Bill Provides Options for Schools to Meet State 180-Day Requirement

The Senate approved a measure on Wednesday that would give schools greater flexibility to meet the state’s 180-day requirements for classroom instruction after emergency and weather-related closings.

House Bill 158 would provide potential scheduling options for school entities facing extended closings that include a school year with a minimum number of hours of instruction, in lieu of the 180-day requirement, and approving additional instruction days on not more than one Saturday a month.

The bill returns to the House of Representatives for concurrence on Senate amendments.

The Senate also approved and sent to the House Senate Bill 936, which provides for a one-time fee of $50 to cover the employer’s costs in setting up the wage garnishment to comply with the enforcement of a child support order.

Committee Approves Bill Reducing General Assembly Size

The Senate State Government Committee approved legislation that would reduce the size of the Pennsylvania General Assembly.

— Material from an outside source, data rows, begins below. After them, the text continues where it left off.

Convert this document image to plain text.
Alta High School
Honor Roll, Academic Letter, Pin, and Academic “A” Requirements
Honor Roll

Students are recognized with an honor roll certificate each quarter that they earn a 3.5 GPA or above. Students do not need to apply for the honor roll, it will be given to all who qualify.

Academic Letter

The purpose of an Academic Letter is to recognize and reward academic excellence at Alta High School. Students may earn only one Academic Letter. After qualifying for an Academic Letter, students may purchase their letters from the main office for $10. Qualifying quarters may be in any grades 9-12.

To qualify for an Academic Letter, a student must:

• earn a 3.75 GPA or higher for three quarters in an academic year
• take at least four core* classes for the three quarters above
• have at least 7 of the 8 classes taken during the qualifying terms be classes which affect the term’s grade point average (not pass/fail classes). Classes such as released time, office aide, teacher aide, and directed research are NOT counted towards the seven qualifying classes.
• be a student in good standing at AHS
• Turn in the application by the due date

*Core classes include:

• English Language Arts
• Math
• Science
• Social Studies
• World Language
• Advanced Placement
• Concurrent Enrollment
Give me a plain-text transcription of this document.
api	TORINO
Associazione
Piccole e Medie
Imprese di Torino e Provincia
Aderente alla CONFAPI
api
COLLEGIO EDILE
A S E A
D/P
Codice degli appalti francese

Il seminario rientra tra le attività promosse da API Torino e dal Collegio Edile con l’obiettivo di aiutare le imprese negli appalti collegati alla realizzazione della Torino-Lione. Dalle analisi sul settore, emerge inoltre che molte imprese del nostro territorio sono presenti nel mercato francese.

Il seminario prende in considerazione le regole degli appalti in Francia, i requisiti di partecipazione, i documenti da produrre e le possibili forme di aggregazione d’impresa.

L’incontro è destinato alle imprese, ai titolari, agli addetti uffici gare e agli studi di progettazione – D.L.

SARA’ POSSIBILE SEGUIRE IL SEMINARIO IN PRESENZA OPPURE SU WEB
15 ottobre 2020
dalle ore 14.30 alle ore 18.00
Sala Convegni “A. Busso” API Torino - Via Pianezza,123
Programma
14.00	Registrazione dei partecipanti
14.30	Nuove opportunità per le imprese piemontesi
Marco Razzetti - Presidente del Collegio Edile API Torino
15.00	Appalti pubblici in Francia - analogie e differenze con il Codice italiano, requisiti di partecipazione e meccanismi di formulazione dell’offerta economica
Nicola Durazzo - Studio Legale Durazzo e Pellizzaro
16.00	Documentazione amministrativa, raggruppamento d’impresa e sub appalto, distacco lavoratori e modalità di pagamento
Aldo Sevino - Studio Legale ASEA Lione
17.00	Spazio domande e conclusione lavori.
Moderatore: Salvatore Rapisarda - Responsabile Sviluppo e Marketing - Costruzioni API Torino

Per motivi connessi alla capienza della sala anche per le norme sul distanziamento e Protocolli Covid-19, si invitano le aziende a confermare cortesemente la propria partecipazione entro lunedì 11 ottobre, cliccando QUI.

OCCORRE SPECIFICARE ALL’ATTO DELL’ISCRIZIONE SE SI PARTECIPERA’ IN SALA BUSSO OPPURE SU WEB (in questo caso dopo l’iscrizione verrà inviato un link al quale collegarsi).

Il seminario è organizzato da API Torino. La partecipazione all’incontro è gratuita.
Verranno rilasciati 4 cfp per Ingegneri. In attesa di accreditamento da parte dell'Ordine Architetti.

Senate Bill 488  would decrease the Senate from 50 to 45 Senatorial Districts and the House of Representatives from 203 to 153 districts. The proposed change requires an amendment to the state constitution, which means the same bill must be debated and passed by both the House and Senate in two consecutive sessions, and subsequently approved by referendum vote of the people of Pennsylvania.

The Committee also approved House Bill 153, a Constitutional amendment to reduce the size of the Pennsylvania House of Representatives to 153 members, and House Bill 1484, legislation to further preserve Soldiers’ Grove, located across the street from the Capitol Complex.

All three bills now go to the full Senate for consideration.